Pieds cambrés, orteils ratatinés, dos en compote, quelle que soit la qualité des chaussures, la marche en talons hauts implique une certaine dose d’inconfort. Tous les spécialistes le disent, au-delà d’une certaine hauteur (autour de cinq centimètres), ils provoquent un déplacement du centre de gravité du corps en avant, potentiellement facteur de lésions. Le risque d’entorses ou de chutes augmente aussi.
Botte secrète
Pourtant, l’ambivalence vis-à-vis du talon demeure, car l’ennemi des femmes, ou du moins de leur corps, peut aussi se transformer en botte secrète, en incarnation du pouvoir au féminin, à l’image de la working girl sur stilettos au milieu d’une assemblée de costumes gris dans les années 1980. « Se percher permet aux femmes d’être à la même hauteur que les hommes, de les regarder dans les yeux, voire de les dépasser en taille », analyse Isabel Boni-Le Goff. Certaines y puisent une dose de confiance supplémentaire ou un moyen de marquer leur territoire.
Enarque de formation, Isabelle Rueff, directrice d’un gros office HLM, a toujours mis un point d’honneur, quand elle est « en représentation », à ce que « quelque chose ressorte, pour qu’au moins on me distingue sur la photo », plaisante-t-elle.
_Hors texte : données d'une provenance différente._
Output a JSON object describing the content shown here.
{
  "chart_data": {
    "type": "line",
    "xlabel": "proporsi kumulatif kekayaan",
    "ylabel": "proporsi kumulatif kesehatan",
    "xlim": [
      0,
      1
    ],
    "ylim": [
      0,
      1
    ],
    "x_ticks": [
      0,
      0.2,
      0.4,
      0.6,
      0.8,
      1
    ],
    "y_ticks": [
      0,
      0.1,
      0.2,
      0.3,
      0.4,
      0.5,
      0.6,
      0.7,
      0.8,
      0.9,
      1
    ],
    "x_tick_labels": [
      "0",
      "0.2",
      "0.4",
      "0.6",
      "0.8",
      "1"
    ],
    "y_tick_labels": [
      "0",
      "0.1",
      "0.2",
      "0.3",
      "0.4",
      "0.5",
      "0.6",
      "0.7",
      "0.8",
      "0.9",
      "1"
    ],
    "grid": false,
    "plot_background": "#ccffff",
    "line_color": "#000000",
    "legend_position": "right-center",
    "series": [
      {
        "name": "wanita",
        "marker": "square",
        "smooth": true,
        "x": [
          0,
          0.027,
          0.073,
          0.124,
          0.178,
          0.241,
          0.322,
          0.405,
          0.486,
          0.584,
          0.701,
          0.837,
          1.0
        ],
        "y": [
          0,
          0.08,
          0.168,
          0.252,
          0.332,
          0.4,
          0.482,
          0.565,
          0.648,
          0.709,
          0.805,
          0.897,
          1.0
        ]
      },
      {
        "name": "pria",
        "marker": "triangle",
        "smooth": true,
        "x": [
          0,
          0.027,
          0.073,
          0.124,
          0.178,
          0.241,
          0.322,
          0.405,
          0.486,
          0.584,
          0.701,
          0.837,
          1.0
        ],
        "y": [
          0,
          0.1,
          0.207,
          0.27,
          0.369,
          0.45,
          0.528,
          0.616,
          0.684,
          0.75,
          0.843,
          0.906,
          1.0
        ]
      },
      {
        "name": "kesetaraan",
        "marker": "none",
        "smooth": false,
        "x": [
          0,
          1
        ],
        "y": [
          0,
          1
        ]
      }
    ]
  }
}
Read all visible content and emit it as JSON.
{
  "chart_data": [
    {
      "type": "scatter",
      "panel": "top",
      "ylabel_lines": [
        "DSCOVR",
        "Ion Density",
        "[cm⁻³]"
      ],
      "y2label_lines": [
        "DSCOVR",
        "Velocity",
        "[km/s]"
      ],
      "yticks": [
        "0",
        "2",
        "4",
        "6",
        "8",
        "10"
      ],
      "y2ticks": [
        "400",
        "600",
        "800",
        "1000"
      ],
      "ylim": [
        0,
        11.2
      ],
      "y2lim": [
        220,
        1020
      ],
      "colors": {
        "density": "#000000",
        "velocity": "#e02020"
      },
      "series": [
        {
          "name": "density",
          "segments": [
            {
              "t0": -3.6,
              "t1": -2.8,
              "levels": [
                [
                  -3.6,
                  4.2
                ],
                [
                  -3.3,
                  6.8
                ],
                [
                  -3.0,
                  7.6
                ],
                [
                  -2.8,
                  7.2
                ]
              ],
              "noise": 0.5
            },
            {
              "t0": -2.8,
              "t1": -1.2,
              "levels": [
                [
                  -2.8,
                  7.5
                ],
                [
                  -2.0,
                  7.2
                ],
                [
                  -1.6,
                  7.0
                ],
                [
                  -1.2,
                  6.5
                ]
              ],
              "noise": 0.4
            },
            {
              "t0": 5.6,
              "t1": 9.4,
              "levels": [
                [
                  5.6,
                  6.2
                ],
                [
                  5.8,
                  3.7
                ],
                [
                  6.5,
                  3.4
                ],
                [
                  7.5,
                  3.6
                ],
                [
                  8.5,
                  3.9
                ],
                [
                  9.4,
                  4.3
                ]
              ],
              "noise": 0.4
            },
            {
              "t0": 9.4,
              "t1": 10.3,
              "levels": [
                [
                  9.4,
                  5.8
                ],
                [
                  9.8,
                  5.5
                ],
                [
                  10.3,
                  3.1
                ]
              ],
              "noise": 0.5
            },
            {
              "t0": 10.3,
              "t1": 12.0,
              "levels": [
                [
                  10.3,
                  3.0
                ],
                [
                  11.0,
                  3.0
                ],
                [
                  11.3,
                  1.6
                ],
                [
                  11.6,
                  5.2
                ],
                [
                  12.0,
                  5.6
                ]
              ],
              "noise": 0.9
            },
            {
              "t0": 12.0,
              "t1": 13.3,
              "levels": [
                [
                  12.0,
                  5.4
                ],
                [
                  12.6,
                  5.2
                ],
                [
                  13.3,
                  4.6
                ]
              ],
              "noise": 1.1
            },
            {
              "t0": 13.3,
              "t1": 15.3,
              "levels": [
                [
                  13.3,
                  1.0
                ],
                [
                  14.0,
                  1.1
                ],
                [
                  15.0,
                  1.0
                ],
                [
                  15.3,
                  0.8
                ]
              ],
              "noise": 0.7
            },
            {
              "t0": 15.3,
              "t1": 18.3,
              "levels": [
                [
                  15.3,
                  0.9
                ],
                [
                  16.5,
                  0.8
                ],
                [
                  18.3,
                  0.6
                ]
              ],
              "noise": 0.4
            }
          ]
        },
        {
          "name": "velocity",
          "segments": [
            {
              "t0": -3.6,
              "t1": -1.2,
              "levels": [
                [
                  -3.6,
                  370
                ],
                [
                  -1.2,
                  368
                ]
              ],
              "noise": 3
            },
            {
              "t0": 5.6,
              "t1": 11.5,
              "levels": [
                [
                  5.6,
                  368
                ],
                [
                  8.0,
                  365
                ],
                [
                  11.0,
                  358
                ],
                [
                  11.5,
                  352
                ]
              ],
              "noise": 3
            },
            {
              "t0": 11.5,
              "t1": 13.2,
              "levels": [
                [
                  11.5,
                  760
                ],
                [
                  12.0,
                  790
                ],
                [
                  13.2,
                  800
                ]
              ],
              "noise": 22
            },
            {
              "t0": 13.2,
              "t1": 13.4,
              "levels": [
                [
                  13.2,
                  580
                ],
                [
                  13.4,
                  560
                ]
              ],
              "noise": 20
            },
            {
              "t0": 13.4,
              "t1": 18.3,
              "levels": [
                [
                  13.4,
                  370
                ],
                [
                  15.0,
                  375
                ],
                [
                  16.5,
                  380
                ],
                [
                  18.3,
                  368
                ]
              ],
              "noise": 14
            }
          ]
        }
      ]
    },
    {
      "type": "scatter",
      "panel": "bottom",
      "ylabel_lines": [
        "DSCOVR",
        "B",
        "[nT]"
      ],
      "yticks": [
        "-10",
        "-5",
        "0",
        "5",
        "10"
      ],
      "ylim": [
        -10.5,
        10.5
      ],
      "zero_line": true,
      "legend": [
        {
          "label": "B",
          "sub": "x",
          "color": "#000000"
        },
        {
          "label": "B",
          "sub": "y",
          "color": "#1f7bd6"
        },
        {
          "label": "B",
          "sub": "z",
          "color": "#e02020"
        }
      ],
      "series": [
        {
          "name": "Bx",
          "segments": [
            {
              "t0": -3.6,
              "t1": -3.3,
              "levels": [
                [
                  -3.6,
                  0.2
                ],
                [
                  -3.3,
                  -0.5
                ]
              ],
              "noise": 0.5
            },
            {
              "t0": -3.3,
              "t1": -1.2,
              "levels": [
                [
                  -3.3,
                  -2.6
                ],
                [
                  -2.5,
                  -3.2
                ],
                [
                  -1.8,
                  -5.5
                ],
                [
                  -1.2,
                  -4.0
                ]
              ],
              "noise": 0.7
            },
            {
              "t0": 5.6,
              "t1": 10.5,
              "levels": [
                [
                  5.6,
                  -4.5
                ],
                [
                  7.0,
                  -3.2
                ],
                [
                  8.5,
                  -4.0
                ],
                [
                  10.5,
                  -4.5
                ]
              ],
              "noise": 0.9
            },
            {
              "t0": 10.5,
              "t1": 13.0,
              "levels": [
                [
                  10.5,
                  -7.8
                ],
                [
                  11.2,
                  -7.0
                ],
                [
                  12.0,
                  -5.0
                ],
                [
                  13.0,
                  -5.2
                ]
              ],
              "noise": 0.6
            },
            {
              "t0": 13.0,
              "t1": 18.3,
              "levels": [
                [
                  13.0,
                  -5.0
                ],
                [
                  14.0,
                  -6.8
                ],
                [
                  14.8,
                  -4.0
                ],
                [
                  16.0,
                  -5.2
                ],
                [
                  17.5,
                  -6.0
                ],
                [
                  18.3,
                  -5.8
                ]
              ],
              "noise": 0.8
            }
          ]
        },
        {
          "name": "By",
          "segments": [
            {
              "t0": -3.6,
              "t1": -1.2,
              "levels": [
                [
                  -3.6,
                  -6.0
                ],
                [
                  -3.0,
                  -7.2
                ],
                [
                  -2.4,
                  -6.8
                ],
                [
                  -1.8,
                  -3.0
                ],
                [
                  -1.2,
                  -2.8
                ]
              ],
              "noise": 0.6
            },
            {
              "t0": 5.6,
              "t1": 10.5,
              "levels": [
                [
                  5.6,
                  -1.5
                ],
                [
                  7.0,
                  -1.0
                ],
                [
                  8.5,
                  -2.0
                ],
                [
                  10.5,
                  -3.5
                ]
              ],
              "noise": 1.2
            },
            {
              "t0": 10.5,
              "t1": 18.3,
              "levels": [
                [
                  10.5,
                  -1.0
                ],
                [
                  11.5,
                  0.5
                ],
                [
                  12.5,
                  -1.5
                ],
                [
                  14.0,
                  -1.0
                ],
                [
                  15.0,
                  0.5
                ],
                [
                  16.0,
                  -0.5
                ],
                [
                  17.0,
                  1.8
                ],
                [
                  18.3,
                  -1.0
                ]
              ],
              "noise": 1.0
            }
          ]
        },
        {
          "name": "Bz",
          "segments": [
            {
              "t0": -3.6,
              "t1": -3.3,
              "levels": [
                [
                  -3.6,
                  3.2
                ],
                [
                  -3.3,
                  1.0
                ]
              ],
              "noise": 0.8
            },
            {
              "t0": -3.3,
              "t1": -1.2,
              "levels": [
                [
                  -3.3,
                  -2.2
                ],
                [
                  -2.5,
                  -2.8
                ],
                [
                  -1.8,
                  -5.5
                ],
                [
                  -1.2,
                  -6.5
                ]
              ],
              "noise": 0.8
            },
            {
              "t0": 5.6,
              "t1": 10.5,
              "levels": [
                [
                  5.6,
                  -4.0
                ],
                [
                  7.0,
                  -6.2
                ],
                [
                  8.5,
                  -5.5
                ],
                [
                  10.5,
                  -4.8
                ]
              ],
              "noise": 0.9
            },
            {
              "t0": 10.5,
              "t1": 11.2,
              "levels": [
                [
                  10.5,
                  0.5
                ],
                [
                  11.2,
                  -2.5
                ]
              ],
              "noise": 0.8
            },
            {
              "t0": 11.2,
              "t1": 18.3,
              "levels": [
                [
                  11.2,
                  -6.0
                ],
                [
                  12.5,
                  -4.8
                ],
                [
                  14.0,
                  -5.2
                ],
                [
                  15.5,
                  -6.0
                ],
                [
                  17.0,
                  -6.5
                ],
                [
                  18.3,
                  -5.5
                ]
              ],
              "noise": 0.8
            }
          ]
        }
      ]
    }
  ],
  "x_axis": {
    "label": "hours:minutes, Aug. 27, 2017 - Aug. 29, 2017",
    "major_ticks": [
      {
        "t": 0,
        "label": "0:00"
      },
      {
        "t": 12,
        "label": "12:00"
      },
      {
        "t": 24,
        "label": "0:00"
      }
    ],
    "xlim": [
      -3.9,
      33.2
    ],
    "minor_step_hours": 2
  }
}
Les couleurs mais aussi les talons ont « longtemps été une manière de marquer ma différence dans un univers très masculin et de montrer que j’y avais ma place », poursuit cette quinquagénaire passée par l’enseignement et les cabinets ministériels.
Dans l’entreprise, où l’habit fait souvent le moine, cocher la case talons relève même parfois du choix stratégique. « Une petite concession », comme le raconte Esther, 23 ans, qui s’est coulée dans le « dress code apprêté » du grand magasin dans lequel elle travaille. Dans le livret d’accueil remis aux nouveaux entrants, « le port obligatoire de chaussures à talons n’est pas écrit noir sur blanc, mais on comprend vite que les notions d’élégance et de féminité demandées au personnel passent par là », avoue la jeune femme. Deux paires de chaussures hautes de dix centimètres environ (« mais à semelle à plate-forme, les talons aiguilles sont trop douloureux ») font l’affaire. « Je ne suis pas dupe, on est dans les clichés d’un chic féminin. Mais je suis prête à endosser ce costume s’il me permet d’asseoir une légitimité professionnelle qui va me faire gagner ensuite la liberté de m’affranchir de tous ces codes. »
Tout le paradoxe est là : pour gagner son immunité vestimentaire, mieux vaut gravir les échelons. Mais l’ascension vers les cimes nécessite encore trop souvent de devoir grimper une partie de la montée en escarpins plutôt qu’en chaussures de montagne.